Grambling State’s Call Me Mister Receives Historic $2M in Federal Funding

“Throw me something, Mister” is a phrase that has become an important part of springtime Louisiana folklore, especially during Mardi Gras season.

Grambling State University’s “Call Me MiSTER” program is on the receiving end this time, according to U.S. Congresswoman Julia Letlow.

During a recent interview, Letlow told KNOE television in Monroe, Louisiana, that GSU’s “Call Me Mister” program will receive $2 million as part of $15 million in federal funding for the state’s Fifth Congressional District share of the annual federal budget.

“The students in Grambling’s Call Me MiSTER program play such a critical role in the future of our region. We’re incredibly proud to have secured this funding and guided it through the appropriations process in Congress,” Letlow said. “Our team is grateful for the partnership with President Gallot, Dr. Noflin, and the entire Grambling community, and we look forward to bringing home more investment for the university in the future.”

The Call Me MiSTER (Mentors Instructing Students Toward Effective Role models) program was founded originally at Clemson University in 2000. The program strives to increase the pool of available teachers from a more diverse background, particularly among the lowest-performing elementary schools.

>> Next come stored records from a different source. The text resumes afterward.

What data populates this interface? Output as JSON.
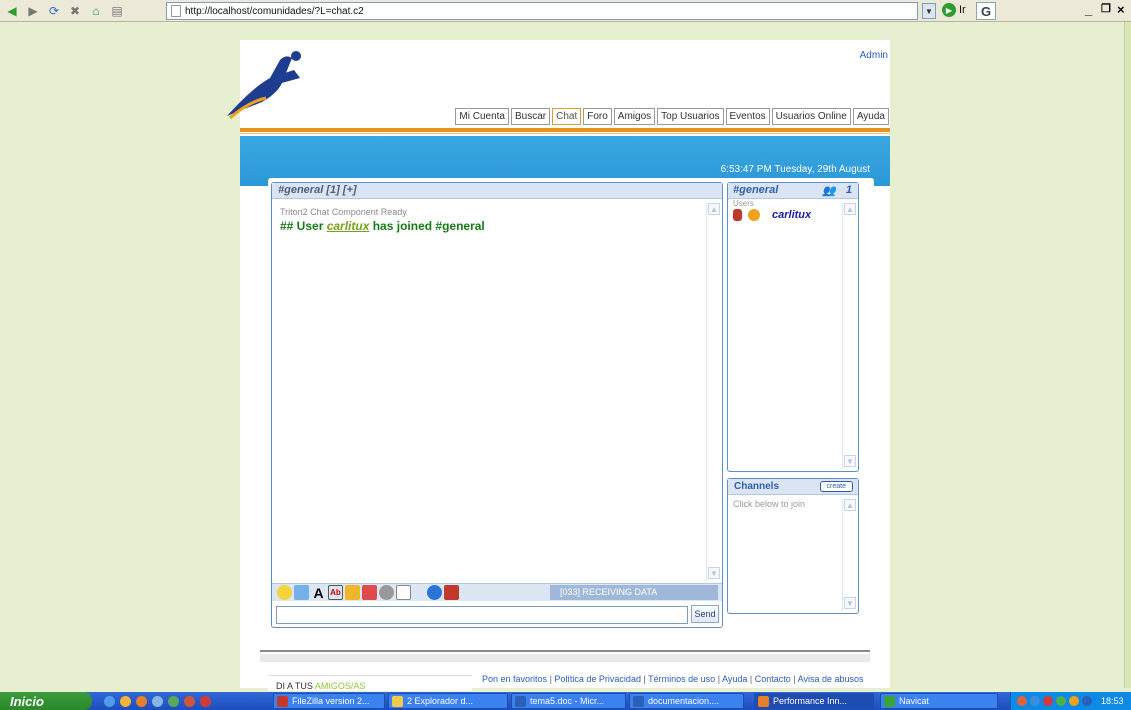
{
  "browser": {
    "url": "http://localhost/comunidades/?L=chat.c2",
    "go_label": "Ir",
    "google_label": "G"
  },
  "site": {
    "admin_link": "Admin",
    "nav_tabs": [
      "Mi Cuenta",
      "Buscar",
      "Chat",
      "Foro",
      "Amigos",
      "Top Usuarios",
      "Eventos",
      "Usuarios Online",
      "Ayuda"
    ],
    "active_tab": "Chat",
    "datetime": "6:53:47 PM Tuesday, 29th August"
  },
  "chat": {
    "tab_title": "#general [1] [+]",
    "system_message": "Triton2 Chat Component Ready",
    "join_prefix": "## User ",
    "join_user": "carlitux",
    "join_suffix": " has joined #general",
    "status": "[033] RECEIVING DATA",
    "send_label": "Send",
    "input_value": ""
  },
  "users": {
    "channel": "#general",
    "count": "1",
    "label": "Users",
    "list": [
      {
        "name": "carlitux"
      }
    ]
  },
  "channels": {
    "title": "Channels",
    "create_label": "create",
    "hint": "Click below to join"
  },
  "footer": {
    "links": [
      "Pon en favoritos",
      "Política de Privacidad",
      "Términos de uso",
      "Ayuda",
      "Contacto",
      "Avisa de abusos"
    ],
    "invite_prefix": "DI A TUS ",
    "invite_highlight": "AMIGOS/AS"
  },
  "taskbar": {
    "start_label": "Inicio",
    "tasks": [
      "FileZilla version 2...",
      "2 Explorador d...",
      "tema5.doc - Micr...",
      "documentacion....",
      "Performance Inn...",
      "Navicat"
    ],
    "clock": "18:53"
  },
  "colors": {
    "accent_orange": "#e8931f",
    "banner_blue": "#2b98d7",
    "chat_green": "#177c17",
    "user_link": "#1c1ca8"
  }
}
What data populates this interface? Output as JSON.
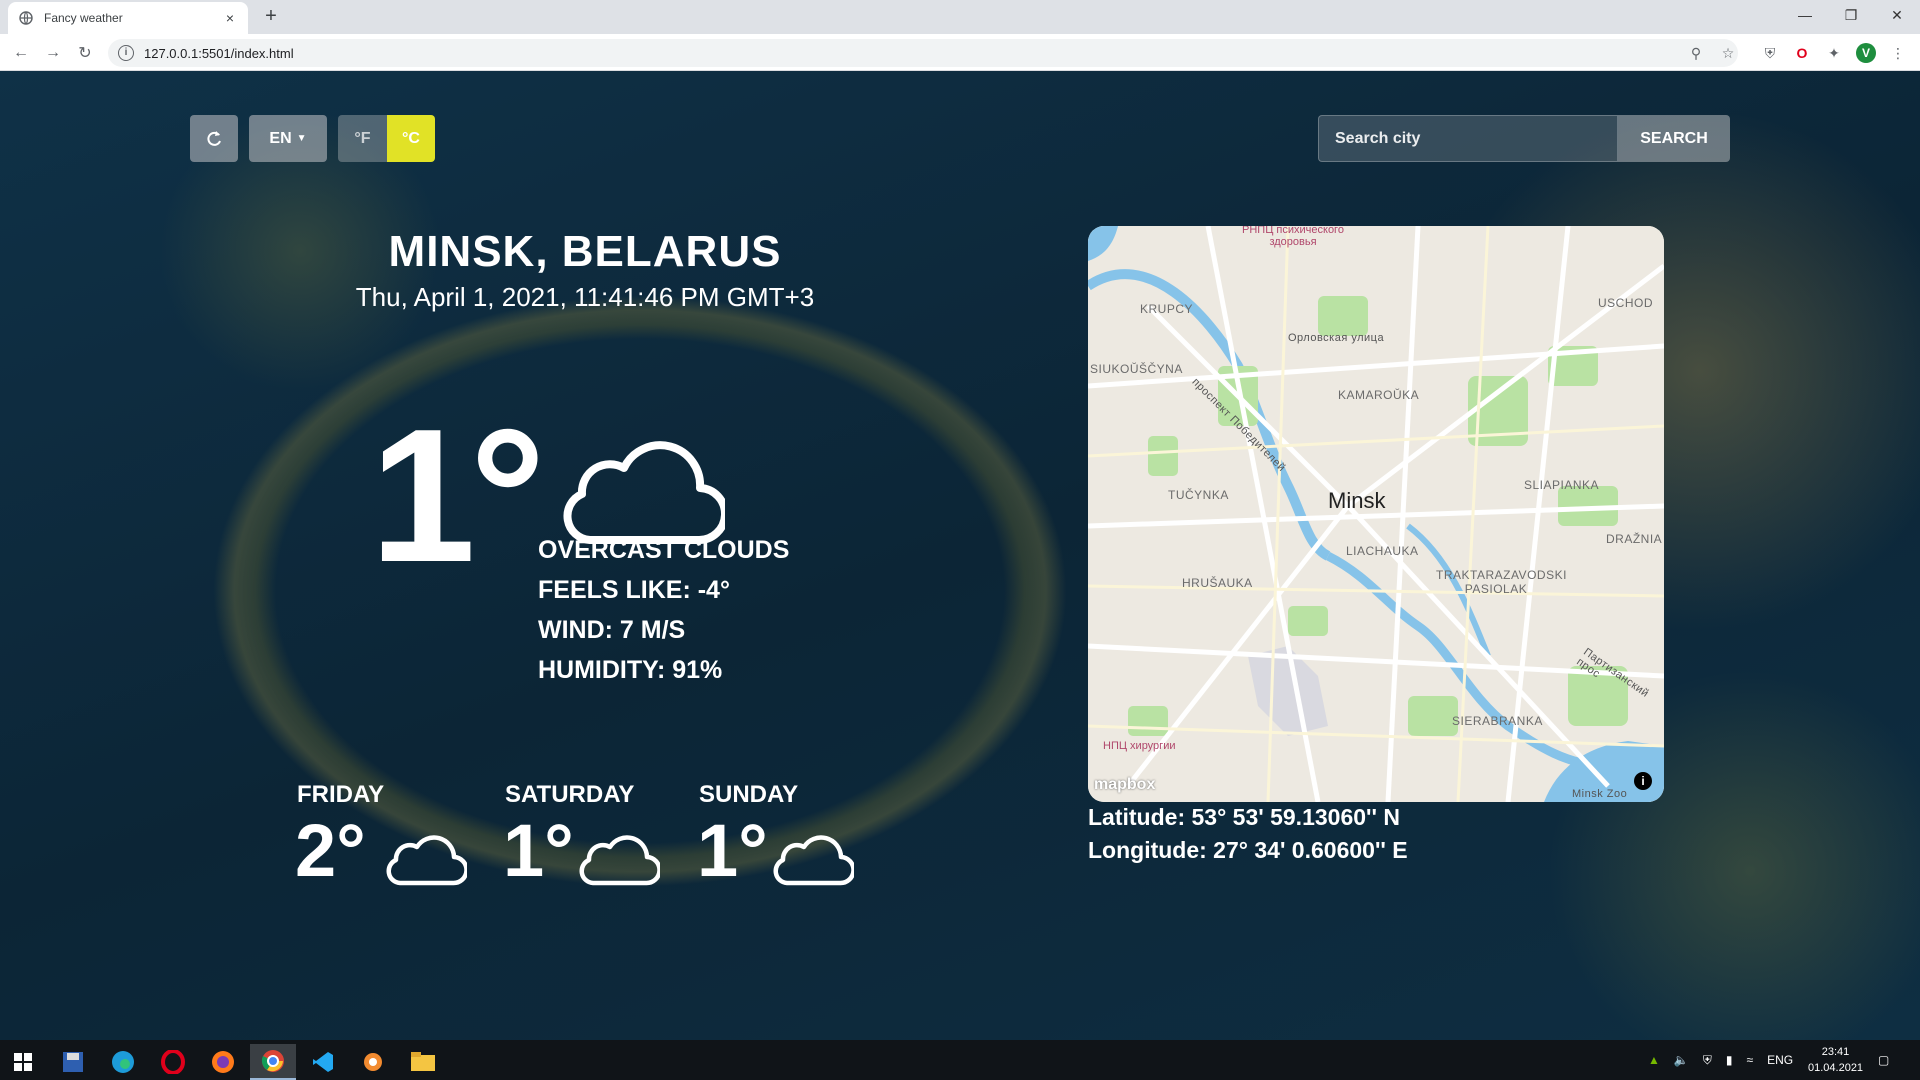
{
  "browser": {
    "tab_title": "Fancy weather",
    "tab_close": "×",
    "new_tab": "+",
    "url": "127.0.0.1:5501/index.html"
  },
  "controls": {
    "lang": "EN",
    "unit_f": "°F",
    "unit_c": "°C",
    "search_placeholder": "Search city",
    "search_label": "SEARCH"
  },
  "location": {
    "city": "MINSK, BELARUS",
    "datetime": "Thu, April 1, 2021, 11:41:46 PM GMT+3"
  },
  "current": {
    "temp": "1°",
    "condition": "OVERCAST CLOUDS",
    "feels_like": "FEELS LIKE: -4°",
    "wind": "WIND: 7 M/S",
    "humidity": "HUMIDITY: 91%",
    "icon": "cloud-icon"
  },
  "forecast": [
    {
      "day": "FRIDAY",
      "temp": "2°",
      "icon": "cloud-icon"
    },
    {
      "day": "SATURDAY",
      "temp": "1°",
      "icon": "cloud-icon"
    },
    {
      "day": "SUNDAY",
      "temp": "1°",
      "icon": "cloud-icon"
    }
  ],
  "map": {
    "city_label": "Minsk",
    "districts": [
      "KRUPCY",
      "USCHOD",
      "SIUKOŬŠČYNA",
      "KAMAROŬKA",
      "TUČYNKA",
      "SLIAPIANKA",
      "LIACHAUKA",
      "DRAŽNIA",
      "HRUŠAUKA",
      "TRAKTARAZAVODSKI PASIOLAK",
      "SIERABRANKA"
    ],
    "streets": [
      "Орловская улица",
      "проспект Победителей",
      "Партизанский прос"
    ],
    "pois": [
      "РНПЦ психического здоровья",
      "НПЦ хирургии",
      "Minsk Zoo"
    ],
    "attribution": "mapbox",
    "info": "i"
  },
  "coords": {
    "latitude": "Latitude: 53° 53' 59.13060'' N",
    "longitude": "Longitude: 27° 34' 0.60600'' E"
  },
  "taskbar": {
    "lang": "ENG",
    "time": "23:41",
    "date": "01.04.2021"
  }
}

Because less than 2% of the teachers in America are African American males, Grambling State’s Black Male Teacher Initiative joined with Clemson’s program to help develop and recruit more Black men into the teaching profession.

Student participants are largely selected from among under-served, socio-economically disadvantaged and educationally at-risk communities. Call Me MiSTER serves students at 19 participating colleges within South Carolina as well as eight national partner institutions, including Grambling State.

“This is wonderful news and I believe it shows the recognition of the underrepresentation of Black male educators and what they mean to our educational system,” said GSU President Rick Gallot. “This is such an important program and I’m very appreciative of Congresswoman Letlow and others who have realized the importance and significance of the program and are working to help us continue to keep it growing and moving forward.”

Roy Jones, the executive director of the Eugene T. Moore School of Education’s Call Me Mister program at Clemson, celebrated Grambling State’s news of the largest single amount awarded to a Call Me MiSTER program.

“The $2 million dollar award and endorsement by Louisiana Congresswoman Letlow in support of the Grambling State University program is a significant demonstration of the need to diversify the educator pipeline and the committed leadership at Grambling to fulfill the mission of Call Me MiSTER,” Jones said. “The award is the single largest received by one of our partner institutions since the inception of the program in 2000.”

Dr. George Petersen, founding dean of Clemson’s College of Education, shared in the excitement about GSU’s news.

“Congratulations to Grambling State University for their receipt of a $2 million federal award to enhance and support the national renown Call Me MiSTER program on their campus!” Petersen said. “We are proud to be a partner in the journey to provide highly effective educators for our K-12 students.”

Participants in GSU’s Call Me Mister program receive scholarships, preferred housing, individual advising, mentors from practicing or retired professionals, recognition at school activities, professional development opportunities, and more. As graduates, program participants are expected to have an impact by returning to critical need schools and communities to pursue their professional careers.

Dr. George Noflin, Jr., director of GSU’s Call Me MiSTER, said that the news reminded him of the scripture that says when you are faithful with a little, you will also be faithful with much (Matthew 25:21).

“I am very thankful to President Gallot and the entire GRAM Family and Congresswoman Letlow, for the opportunity to serve these students in the Call Me MiSTER Program and the thousands of students that will be affected by them.”

Noflin said that GSU presently has eight students (MiSTERS) in the program and that the goal is to add seven to 10 new MiSTERS annually, adding that the additional funding will allow for GSU’s Call Me MiSTER program to expand to a larger level.

“What this does is expands our efforts from statewide and regionally to a more nationally focused recruiting effort and assists us to be more precise in meeting the needs of each student and more direct in the effort of making them the very best certified teacher (MiSTER) possible,” Noflin said.